Harriet le mostró todo tipo de frascos y tarros de cristal, dejándole oler cada aroma con asombro. Las burbujas volaron suavemente entre el vapor y la bañera ya caliente, estallando sobre las cabezas de las chicas. Athanasia, que se había sentido incómoda antes, se relajó inmediatamente cuando Harriet estornudó el aroma de grosella helada y luego se sonrojó hasta las orejas al aspirar ella misma el aroma de mango y plátano más tiempo del que debería. Fue divertido, y Athanasia se aficionó tanto al sabor, sintiéndose una talentosa catadora de geles y champús. Lamió el jabón de coco con la punta de la lengua, luego dio un largo escupitajo, pensando sombríamente para sí misma: "¿Por qué demonios haces que los geles huelan tan bien si no puedes comerlos?"

Harriet enjuagó a fondo el pelo de Athanasia, mechón a mechón, con movimientos suaves y de masaje. Una pequeña flor lila se enredó en las hebras.

En el espejo, Athanasia vio su reflejo: hipnotizada, y sus ojos brillaron contra su pálida piel con joyas, resplandecientes. Los ojos eran lo único que le gustaba de sí misma. Lo que la unía a su padre, así lo había pensado de niña, tratando de ver con anhelo no su reflejo en el espejo, sino el semblante de su padre. ¿Cómo la miraría? Intentó comprender y durante largos periodos de tiempo pudo imitar la mirada, imaginando lo que diría su padre cuando la conociera. Estos dulces sueños a veces se convertían para ella en un desahogo después de otra injusticia o de desagradables barrabasadas que le daban ganas de llorar en un rincón...

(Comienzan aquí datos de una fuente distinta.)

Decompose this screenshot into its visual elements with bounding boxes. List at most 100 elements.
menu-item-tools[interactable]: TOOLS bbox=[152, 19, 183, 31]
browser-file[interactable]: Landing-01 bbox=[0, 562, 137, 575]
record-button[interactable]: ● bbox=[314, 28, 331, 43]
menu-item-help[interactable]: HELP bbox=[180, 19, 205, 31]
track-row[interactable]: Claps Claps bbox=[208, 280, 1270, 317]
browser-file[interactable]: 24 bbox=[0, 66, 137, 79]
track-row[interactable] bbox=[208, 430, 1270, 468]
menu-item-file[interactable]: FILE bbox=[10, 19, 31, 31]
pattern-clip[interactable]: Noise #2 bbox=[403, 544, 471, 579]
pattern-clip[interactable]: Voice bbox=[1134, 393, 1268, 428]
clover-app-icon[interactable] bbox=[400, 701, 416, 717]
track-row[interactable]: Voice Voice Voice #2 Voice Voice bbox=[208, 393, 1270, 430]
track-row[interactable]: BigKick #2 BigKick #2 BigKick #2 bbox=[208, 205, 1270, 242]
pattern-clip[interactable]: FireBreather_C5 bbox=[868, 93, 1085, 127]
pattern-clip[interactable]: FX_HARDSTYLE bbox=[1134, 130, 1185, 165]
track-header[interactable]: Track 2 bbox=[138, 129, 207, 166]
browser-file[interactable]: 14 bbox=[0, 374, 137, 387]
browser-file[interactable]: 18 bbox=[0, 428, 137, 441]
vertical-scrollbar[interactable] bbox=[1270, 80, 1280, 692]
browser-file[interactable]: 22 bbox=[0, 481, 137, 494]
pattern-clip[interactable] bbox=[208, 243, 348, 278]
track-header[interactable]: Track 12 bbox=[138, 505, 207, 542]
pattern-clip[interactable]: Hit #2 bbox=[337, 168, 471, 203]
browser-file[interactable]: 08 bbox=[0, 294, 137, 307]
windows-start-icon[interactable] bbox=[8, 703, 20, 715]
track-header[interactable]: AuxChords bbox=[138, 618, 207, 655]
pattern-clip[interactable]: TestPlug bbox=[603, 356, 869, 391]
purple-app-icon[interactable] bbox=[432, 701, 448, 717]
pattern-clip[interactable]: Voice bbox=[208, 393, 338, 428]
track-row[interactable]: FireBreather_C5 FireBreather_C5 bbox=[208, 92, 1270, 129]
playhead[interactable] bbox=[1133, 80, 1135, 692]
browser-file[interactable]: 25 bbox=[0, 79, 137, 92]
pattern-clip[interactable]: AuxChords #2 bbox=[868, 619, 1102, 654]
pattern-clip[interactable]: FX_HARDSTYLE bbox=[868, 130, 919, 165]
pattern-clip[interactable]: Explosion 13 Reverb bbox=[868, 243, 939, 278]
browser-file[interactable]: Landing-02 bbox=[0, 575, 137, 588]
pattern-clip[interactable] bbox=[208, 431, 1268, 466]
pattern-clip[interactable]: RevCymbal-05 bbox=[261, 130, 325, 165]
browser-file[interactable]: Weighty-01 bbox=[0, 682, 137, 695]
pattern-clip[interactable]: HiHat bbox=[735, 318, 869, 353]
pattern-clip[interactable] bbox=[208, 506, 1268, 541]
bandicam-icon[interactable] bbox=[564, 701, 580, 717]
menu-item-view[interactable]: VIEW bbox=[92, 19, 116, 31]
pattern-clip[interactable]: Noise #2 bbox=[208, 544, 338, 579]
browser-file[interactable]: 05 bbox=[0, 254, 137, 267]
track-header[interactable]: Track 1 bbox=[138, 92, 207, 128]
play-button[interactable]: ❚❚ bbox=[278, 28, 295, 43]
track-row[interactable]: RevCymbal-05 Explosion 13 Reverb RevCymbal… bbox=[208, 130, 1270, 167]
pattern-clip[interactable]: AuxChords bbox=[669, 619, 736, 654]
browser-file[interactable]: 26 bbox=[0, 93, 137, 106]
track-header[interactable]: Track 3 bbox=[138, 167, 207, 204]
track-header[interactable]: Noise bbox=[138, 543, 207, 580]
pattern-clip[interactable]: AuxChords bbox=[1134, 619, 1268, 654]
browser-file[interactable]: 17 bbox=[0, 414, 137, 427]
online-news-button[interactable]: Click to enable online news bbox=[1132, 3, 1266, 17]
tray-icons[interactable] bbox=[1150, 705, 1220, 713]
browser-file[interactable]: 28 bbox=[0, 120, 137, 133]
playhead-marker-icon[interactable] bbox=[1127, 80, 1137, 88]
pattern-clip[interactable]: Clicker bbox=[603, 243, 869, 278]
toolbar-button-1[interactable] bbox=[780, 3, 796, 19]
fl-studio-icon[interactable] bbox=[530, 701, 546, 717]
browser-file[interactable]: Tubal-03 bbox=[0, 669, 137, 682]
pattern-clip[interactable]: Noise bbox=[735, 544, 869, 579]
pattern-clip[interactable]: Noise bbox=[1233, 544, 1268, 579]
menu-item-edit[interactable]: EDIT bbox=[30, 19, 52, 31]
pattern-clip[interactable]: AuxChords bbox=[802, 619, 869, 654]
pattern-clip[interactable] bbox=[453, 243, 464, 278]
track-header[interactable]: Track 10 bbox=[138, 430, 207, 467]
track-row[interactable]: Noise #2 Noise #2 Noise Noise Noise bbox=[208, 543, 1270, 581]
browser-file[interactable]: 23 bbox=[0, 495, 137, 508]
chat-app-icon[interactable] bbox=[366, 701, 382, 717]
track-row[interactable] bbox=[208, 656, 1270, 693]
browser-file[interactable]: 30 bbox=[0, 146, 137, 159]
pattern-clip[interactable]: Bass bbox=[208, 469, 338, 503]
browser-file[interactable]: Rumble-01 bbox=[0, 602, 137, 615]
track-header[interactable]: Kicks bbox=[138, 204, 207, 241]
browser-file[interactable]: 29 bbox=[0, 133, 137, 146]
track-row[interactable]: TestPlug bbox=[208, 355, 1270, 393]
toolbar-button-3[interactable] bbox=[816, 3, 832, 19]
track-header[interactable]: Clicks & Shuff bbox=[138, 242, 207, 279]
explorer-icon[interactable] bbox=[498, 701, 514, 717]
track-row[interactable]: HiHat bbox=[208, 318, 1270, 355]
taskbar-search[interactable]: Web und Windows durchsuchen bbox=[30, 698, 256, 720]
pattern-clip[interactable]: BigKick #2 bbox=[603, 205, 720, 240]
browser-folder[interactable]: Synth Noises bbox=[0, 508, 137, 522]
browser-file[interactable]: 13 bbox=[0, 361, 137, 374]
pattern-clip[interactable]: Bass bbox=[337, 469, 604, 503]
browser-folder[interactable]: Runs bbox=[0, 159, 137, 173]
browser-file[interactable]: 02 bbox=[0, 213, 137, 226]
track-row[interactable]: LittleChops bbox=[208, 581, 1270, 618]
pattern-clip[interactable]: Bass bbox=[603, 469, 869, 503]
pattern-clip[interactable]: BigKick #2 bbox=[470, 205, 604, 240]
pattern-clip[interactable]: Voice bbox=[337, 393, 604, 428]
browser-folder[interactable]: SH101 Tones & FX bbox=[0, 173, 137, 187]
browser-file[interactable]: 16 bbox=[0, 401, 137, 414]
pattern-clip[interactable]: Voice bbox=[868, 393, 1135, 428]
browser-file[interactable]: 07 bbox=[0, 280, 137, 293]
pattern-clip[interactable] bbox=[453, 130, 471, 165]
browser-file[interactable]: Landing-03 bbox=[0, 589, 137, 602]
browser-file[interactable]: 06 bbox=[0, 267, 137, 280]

Este cuerpo débil y endeble en el espejo la abatió. Athanasia odiaba su cuerpo. Impresionada por los cuentos de hadas y las imágenes de princesas–femeninas, refinadas–ella misma parecía desagradable, torpe, no lo suficientemente bella como para debutar un día junto a su padre. Las princesas eran brillantes, amables y valientes. Y es una princesa, ¿no? Pero ¿por qué era tan poco atractiva? Tan aburrida, tan tensa que a veces no podía decir una palabra aunque quisiera. Palabras como atascadas en la garganta, y pulmones apretados. Parecía una pálida sombra para sí misma, y compararse con las magníficas imágenes solo la entristecía más.